The Biden administration has announced charges against three Iranian hackers is suspected of having ties to an Iranian government attack group called “Charming Kitten” to carry out hacking and ransomware activities, according to US officials.
Hackers — affiliated with Iran Islamic Revolutionary Guard Corpsaccording to Treasury Department officials — has tracked hundreds of organizations in the United States, Britain, Israel, Iran and elsewhere, including a shelter for victims of domestic violence in Pennsylvania, a Indiana-based electric utility company, and a public housing entity, according to court documents.
The hacking group has been conducting ransomware operations since at least 2020 by breaking into organizations across the globe, stealing data, and threatening victims that they will release the stolen information unless paid. hundreds of thousands of dollars. The hacking group, also known as “APT 35,” has historically conducted espionage operations for the Iranian government and targeted the Middle East government, its diplomats and military personnel, as well as political leaders. newspapers and energy and telecommunications entities.
Assistant Attorney General Matthew Olsen said the hackers pursued their targets for personal gain. But the Iranian government has supported and facilitated them, he said.
“The charges reflect how crime can thrive in the safe haven that the Iranian Government has created and is responsible for,” Olsen said.
The messages the hackers sent to their victims after they were attacked instructed them to contact the Iranians for instructions.
“Hello. Do not take any action to recover. Your files may be corrupted and cannot be recovered. Just contact us,” the hackers sent to the violence shelter. family.
After receiving the funds from the shelter, they sent the victims a decryption key to recover their information, according to the indictment.
Other threat messages from the IRGC-affiliated attack group will be put into business.
“I have locked down over 90 systems on your network,” wrote the hacker to a hacked construction company in February of this year. “Are you ready to pay?”

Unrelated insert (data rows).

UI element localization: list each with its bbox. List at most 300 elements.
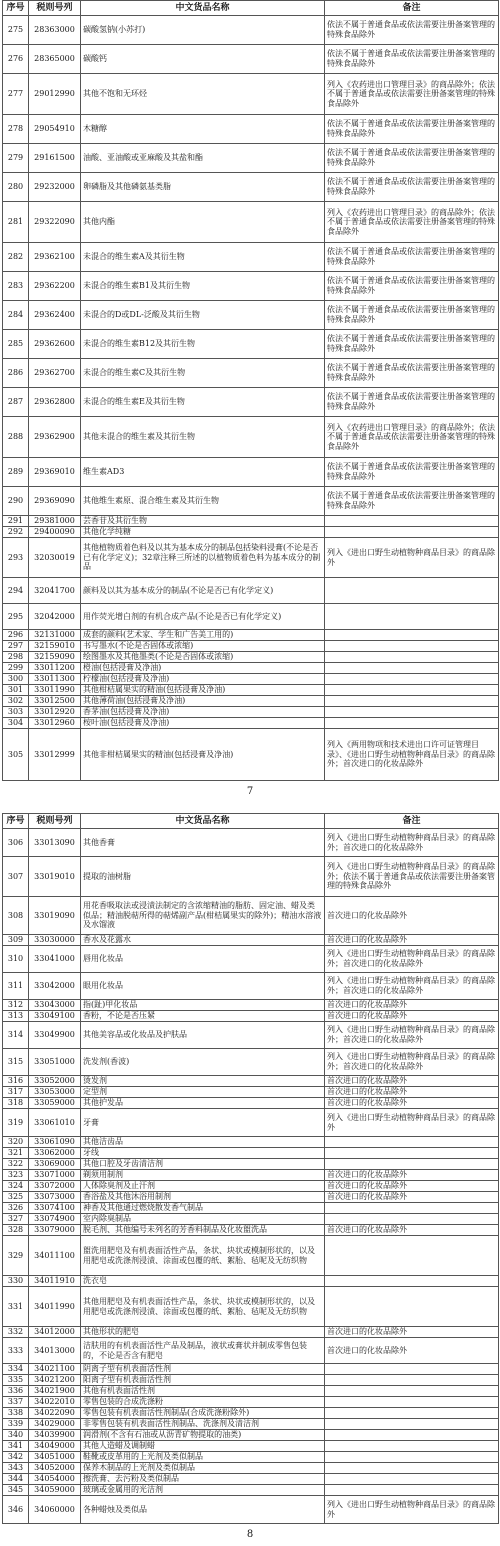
- cell-remarks: [325, 1148, 499, 1159]
- goods-table: [2, 0, 499, 781]
- cell-goods-name: 成套的颜料(艺术家、学生和广告美工用的): [81, 630, 325, 641]
- cell-remarks: 列入《进出口野生动植物种商品目录》的商品除外；依法不属于普通食品或依法需要注册备案管理的特殊食品除外: [325, 857, 499, 897]
- cell-index: 328: [3, 1225, 29, 1236]
- cell-goods-name: 未混合的维生素B1及其衍生物: [81, 272, 325, 301]
- cell-index: 292: [3, 527, 29, 538]
- cell-goods-name: 芸香苷及其衍生物: [81, 516, 325, 527]
- cell-tariff-code: 33059000: [29, 1098, 81, 1109]
- table-row: [3, 16, 499, 45]
- table-row: [3, 1011, 499, 1022]
- cell-remarks: [325, 718, 499, 729]
- cell-goods-name: 唇用化妆品: [81, 946, 325, 973]
- table-row: [3, 578, 499, 604]
- cell-remarks: 首次进口的化妆品除外: [325, 897, 499, 935]
- table-row: [3, 527, 499, 538]
- cell-goods-name: 香茅油(包括浸膏及净油): [81, 707, 325, 718]
- cell-remarks: [325, 674, 499, 685]
- cell-goods-name: 各种蜡烛及类似品: [81, 1496, 325, 1524]
- table-row: [3, 516, 499, 527]
- table-row: [3, 630, 499, 641]
- table-row: [3, 935, 499, 946]
- cell-remarks: [325, 1463, 499, 1474]
- table-row: [3, 729, 499, 781]
- table-row: [3, 1327, 499, 1338]
- table-row: [3, 707, 499, 718]
- cell-remarks: 列入《农药进出口管理目录》的商品除外；依法不属于普通食品或依法需要注册备案管理的特殊食品除外: [325, 417, 499, 458]
- cell-tariff-code: 29362700: [29, 359, 81, 388]
- cell-goods-name: 洁肤用的有机表面活性产品及制品，液状或膏状并制成零售包装的，不论是否含有肥皂: [81, 1338, 325, 1364]
- cell-index: 314: [3, 1022, 29, 1049]
- cell-goods-name: 眼用化妆品: [81, 973, 325, 1000]
- table-row: [3, 1076, 499, 1087]
- cell-remarks: 首次进口的化妆品除外: [325, 1098, 499, 1109]
- cell-index: 311: [3, 973, 29, 1000]
- cell-goods-name: 其他香膏: [81, 829, 325, 857]
- cell-tariff-code: 29054910: [29, 115, 81, 144]
- cell-remarks: 首次进口的化妆品除外: [325, 1192, 499, 1203]
- table-row: [3, 1192, 499, 1203]
- cell-remarks: [325, 630, 499, 641]
- cell-tariff-code: 33041000: [29, 946, 81, 973]
- cell-remarks: 列入《进出口野生动植物种商品目录》的商品除外；首次进口的化妆品除外: [325, 973, 499, 1000]
- cell-tariff-code: 33072000: [29, 1181, 81, 1192]
- cell-index: 338: [3, 1408, 29, 1419]
- cell-index: 305: [3, 729, 29, 781]
- cell-index: 318: [3, 1098, 29, 1109]
- cell-goods-name: 未混合的维生素E及其衍生物: [81, 388, 325, 417]
- cell-goods-name: 香水及花露水: [81, 935, 325, 946]
- table-row: [3, 1225, 499, 1236]
- table-row: [3, 1159, 499, 1170]
- cell-goods-name: 神香及其他通过燃烧散发香气制品: [81, 1203, 325, 1214]
- cell-index: 337: [3, 1397, 29, 1408]
- cell-remarks: 依法不属于普通食品或依法需要注册备案管理的特殊食品除外: [325, 45, 499, 74]
- cell-goods-name: 其他用肥皂及有机表面活性产品，条状、块状或模制形状的，以及用肥皂或洗涤剂浸渍、涂面或包覆的纸、絮胎、毡呢及无纺织物: [81, 1287, 325, 1327]
- cell-index: 340: [3, 1430, 29, 1441]
- cell-goods-name: 卵磷脂及其他磷氨基类脂: [81, 173, 325, 202]
- table-row: [3, 829, 499, 857]
- cell-index: 321: [3, 1148, 29, 1159]
- cell-index: 296: [3, 630, 29, 641]
- cell-goods-name: 未混合的D或DL-泛酸及其衍生物: [81, 301, 325, 330]
- table-row: [3, 144, 499, 173]
- cell-tariff-code: 34013000: [29, 1338, 81, 1364]
- cell-goods-name: 剃须用制剂: [81, 1170, 325, 1181]
- cell-goods-name: 未混合的维生素C及其衍生物: [81, 359, 325, 388]
- table-row: [3, 330, 499, 359]
- cell-tariff-code: 29012990: [29, 74, 81, 115]
- cell-remarks: [325, 663, 499, 674]
- cell-tariff-code: 33011990: [29, 685, 81, 696]
- cell-index: 342: [3, 1452, 29, 1463]
- cell-remarks: [325, 1364, 499, 1375]
- cell-index: 320: [3, 1137, 29, 1148]
- cell-remarks: 列入《进出口野生动植物种商品目录》的商品除外: [325, 1109, 499, 1137]
- table-row: [3, 301, 499, 330]
- cell-index: 301: [3, 685, 29, 696]
- cell-tariff-code: 33043000: [29, 1000, 81, 1011]
- cell-goods-name: 鞋靴或皮革用的上光剂及类似制品: [81, 1452, 325, 1463]
- page-number: 8: [246, 1529, 254, 1540]
- cell-remarks: 依法不属于普通食品或依法需要注册备案管理的特殊食品除外: [325, 330, 499, 359]
- cell-tariff-code: 33049900: [29, 1022, 81, 1049]
- table-row: [3, 1236, 499, 1276]
- cell-tariff-code: 34049000: [29, 1441, 81, 1452]
- header-tariff-code: 税则号列: [29, 1, 81, 16]
- cell-remarks: [325, 1408, 499, 1419]
- cell-index: 341: [3, 1441, 29, 1452]
- cell-index: 298: [3, 652, 29, 663]
- cell-goods-name: 保养木制品的上光剂及类似制品: [81, 1463, 325, 1474]
- cell-tariff-code: 32041700: [29, 578, 81, 604]
- cell-remarks: 首次进口的化妆品除外: [325, 1000, 499, 1011]
- cell-index: 288: [3, 417, 29, 458]
- cell-tariff-code: 33061010: [29, 1109, 81, 1137]
- cell-remarks: 首次进口的化妆品除外: [325, 1338, 499, 1364]
- cell-remarks: 首次进口的化妆品除外: [325, 1087, 499, 1098]
- cell-index: 334: [3, 1364, 29, 1375]
- cell-remarks: 依法不属于普通食品或依法需要注册备案管理的特殊食品除外: [325, 458, 499, 487]
- cell-goods-name: 提取的油树脂: [81, 857, 325, 897]
- cell-goods-name: 维生素AD3: [81, 458, 325, 487]
- cell-remarks: 依法不属于普通食品或依法需要注册备案管理的特殊食品除外: [325, 243, 499, 272]
- cell-goods-name: 其他维生素原、混合维生素及其衍生物: [81, 487, 325, 516]
- cell-tariff-code: 33049100: [29, 1011, 81, 1022]
- cell-remarks: 首次进口的化妆品除外: [325, 1170, 499, 1181]
- cell-goods-name: 木糖醇: [81, 115, 325, 144]
- cell-remarks: [325, 652, 499, 663]
- cell-remarks: 依法不属于普通食品或依法需要注册备案管理的特殊食品除外: [325, 359, 499, 388]
- cell-tariff-code: 34011100: [29, 1236, 81, 1276]
- cell-tariff-code: 33042000: [29, 973, 81, 1000]
- cell-goods-name: 指(趾)甲化妆品: [81, 1000, 325, 1011]
- cell-tariff-code: 34012000: [29, 1327, 81, 1338]
- cell-index: 293: [3, 538, 29, 578]
- cell-remarks: [325, 578, 499, 604]
- table-row: [3, 1364, 499, 1375]
- cell-remarks: 列入《进出口野生动植物种商品目录》的商品除外；首次进口的化妆品除外: [325, 1049, 499, 1076]
- cell-goods-name: 未混合的维生素A及其衍生物: [81, 243, 325, 272]
- cell-goods-name: 其他化学纯糖: [81, 527, 325, 538]
- cell-index: 326: [3, 1203, 29, 1214]
- cell-index: 286: [3, 359, 29, 388]
- goods-table: [2, 813, 499, 1524]
- table-row: [3, 173, 499, 202]
- cell-goods-name: 润滑剂(不含有石油或从沥青矿物提取的油类): [81, 1430, 325, 1441]
- cell-goods-name: 香浴盐及其他沐浴用制剂: [81, 1192, 325, 1203]
- table-row: [3, 1496, 499, 1524]
- cell-remarks: 列入《进出口野生动植物种商品目录》的商品除外；首次进口的化妆品除外: [325, 829, 499, 857]
- cell-goods-name: 零售包装的合成洗涤粉: [81, 1397, 325, 1408]
- cell-remarks: 首次进口的化妆品除外: [325, 1327, 499, 1338]
- cell-tariff-code: 33019010: [29, 857, 81, 897]
- cell-remarks: 首次进口的化妆品除外: [325, 1225, 499, 1236]
- table-row: [3, 663, 499, 674]
- cell-tariff-code: 33011300: [29, 674, 81, 685]
- table-row: [3, 115, 499, 144]
- cell-tariff-code: 29369010: [29, 458, 81, 487]
- cell-goods-name: 其他人造蜡及调制蜡: [81, 1441, 325, 1452]
- table-row: [3, 1148, 499, 1159]
- cell-index: 284: [3, 301, 29, 330]
- cell-remarks: 列入《进出口野生动植物种商品目录》的商品除外；首次进口的化妆品除外: [325, 1022, 499, 1049]
- cell-remarks: 依法不属于普通食品或依法需要注册备案管理的特殊食品除外: [325, 272, 499, 301]
- cell-tariff-code: 29362900: [29, 417, 81, 458]
- table-row: [3, 1419, 499, 1430]
- cell-tariff-code: 33011200: [29, 663, 81, 674]
- table-row: [3, 487, 499, 516]
- cell-goods-name: 其他非柑桔属果实的精油(包括浸膏及净油): [81, 729, 325, 781]
- cell-goods-name: 柠檬油(包括浸膏及净油): [81, 674, 325, 685]
- table-row: [3, 1408, 499, 1419]
- cell-goods-name: 牙膏: [81, 1109, 325, 1137]
- cell-index: 330: [3, 1276, 29, 1287]
- table-row: [3, 1287, 499, 1327]
- cell-remarks: 依法不属于普通食品或依法需要注册备案管理的特殊食品除外: [325, 301, 499, 330]
- cell-tariff-code: 33074900: [29, 1214, 81, 1225]
- cell-index: 289: [3, 458, 29, 487]
- cell-index: 302: [3, 696, 29, 707]
- cell-index: 281: [3, 202, 29, 243]
- cell-remarks: [325, 1386, 499, 1397]
- cell-goods-name: 其他有机表面活性剂: [81, 1386, 325, 1397]
- cell-goods-name: 其他内酯: [81, 202, 325, 243]
- cell-index: 327: [3, 1214, 29, 1225]
- cell-tariff-code: 29362400: [29, 301, 81, 330]
- cell-tariff-code: 33052000: [29, 1076, 81, 1087]
- table-row: [3, 1203, 499, 1214]
- cell-index: 310: [3, 946, 29, 973]
- cell-index: 331: [3, 1287, 29, 1327]
- cell-tariff-code: 34039900: [29, 1430, 81, 1441]
- cell-index: 322: [3, 1159, 29, 1170]
- cell-goods-name: 盥洗用肥皂及有机表面活性产品，条状、块状或模制形状的，以及用肥皂或洗涤剂浸渍、涂面或包覆的纸、絮胎、毡呢及无纺织物: [81, 1236, 325, 1276]
- table-row: [3, 718, 499, 729]
- cell-tariff-code: 29381000: [29, 516, 81, 527]
- cell-index: 291: [3, 516, 29, 527]
- cell-index: 309: [3, 935, 29, 946]
- cell-index: 304: [3, 718, 29, 729]
- cell-goods-name: 阳离子型有机表面活性剂: [81, 1375, 325, 1386]
- cell-tariff-code: 34011990: [29, 1287, 81, 1327]
- header-remarks: 备注: [325, 814, 499, 829]
- table-row: [3, 1049, 499, 1076]
- cell-index: 290: [3, 487, 29, 516]
- cell-remarks: [325, 1419, 499, 1430]
- table-row: [3, 1109, 499, 1137]
- table-row: [3, 1087, 499, 1098]
- table-row: [3, 243, 499, 272]
- table-row: [3, 1338, 499, 1364]
- header-tariff-code: 税则号列: [29, 814, 81, 829]
- cell-tariff-code: 33074100: [29, 1203, 81, 1214]
- cell-index: 319: [3, 1109, 29, 1137]
- header-goods-name: 中文货品名称: [81, 814, 325, 829]
- cell-goods-name: 其他形状的肥皂: [81, 1327, 325, 1338]
- cell-remarks: 列入《农药进出口管理目录》的商品除外；依法不属于普通食品或依法需要注册备案管理的特殊食品除外: [325, 202, 499, 243]
- cell-goods-name: 橙油(包括浸膏及净油): [81, 663, 325, 674]
- cell-index: 313: [3, 1011, 29, 1022]
- table-row: [3, 1386, 499, 1397]
- cell-index: 283: [3, 272, 29, 301]
- cell-goods-name: 定型剂: [81, 1087, 325, 1098]
- cell-goods-name: 非零售包装有机表面活性剂制品、洗涤剂及清洁剂: [81, 1419, 325, 1430]
- cell-tariff-code: 34021100: [29, 1364, 81, 1375]
- header-index: 序号: [3, 814, 29, 829]
- cell-tariff-code: 29362800: [29, 388, 81, 417]
- table-row: [3, 604, 499, 630]
- cell-tariff-code: 32030019: [29, 538, 81, 578]
- cell-goods-name: 桉叶油(包括浸膏及净油): [81, 718, 325, 729]
- cell-index: 343: [3, 1463, 29, 1474]
- table-row: [3, 458, 499, 487]
- cell-index: 335: [3, 1375, 29, 1386]
- table-row: [3, 202, 499, 243]
- cell-index: 307: [3, 857, 29, 897]
- table-row: [3, 857, 499, 897]
- cell-tariff-code: 33071000: [29, 1170, 81, 1181]
- cell-tariff-code: 29362100: [29, 243, 81, 272]
- table-row: [3, 897, 499, 935]
- cell-remarks: 依法不属于普通食品或依法需要注册备案管理的特殊食品除外: [325, 115, 499, 144]
- cell-tariff-code: 29400090: [29, 527, 81, 538]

“If you don’t want to pay, I can sell your data on the black market,” the hacker wrote to an accounting firm. “This choice is yours.”
The Biden administration on Wednesday also sanctioned three indicted Iranian hackers — Mansour Ahmadi, Ahmad Khatibi Aghda and Amir Hossein Nickaein — and announced that the US government would issue a $10 million reward for any information leading to the identity or location of Mansour, Khatibi or Nikaeen.
The Biden administration has also sanctioned seven other Iranians for their hacking activities with the IRGC. The seven others sanctioned include Ali Agha-Ahmadi, Mohammad Agha Ahmadi, Mo’in Mahdavi, Aliakbar Rashidi-Barjini, Mostafa Haji Hosseini, Mojtaba Haji Hosseini and Mohammad Shakeri-Ashtijeh.
The The FBI has warned about hackers for months now. In May 2021, the agency issued a detailed warning regarding the attack coming from an attacker using the pseudonym “elie”.
The announcement of the charges and sanctions against IRGC affiliates comes just weeks after US prosecutors revealed a IRGC member assigned to assassinate former US national security adviser John Bolton for $300,000.
In the last few weeks alone, the United States and cybersecurity researchers have identified other hacking campaigns tied to the Iranian government. FBI Director Christopher Wray in June accused the Iranian government of hacking Boston Children’s Hospital. Iranian hackers with ties to the IRGC have also targeted US government officials, dissidents and reporters, according to a new report from the cybersecurity firm. Mandiant.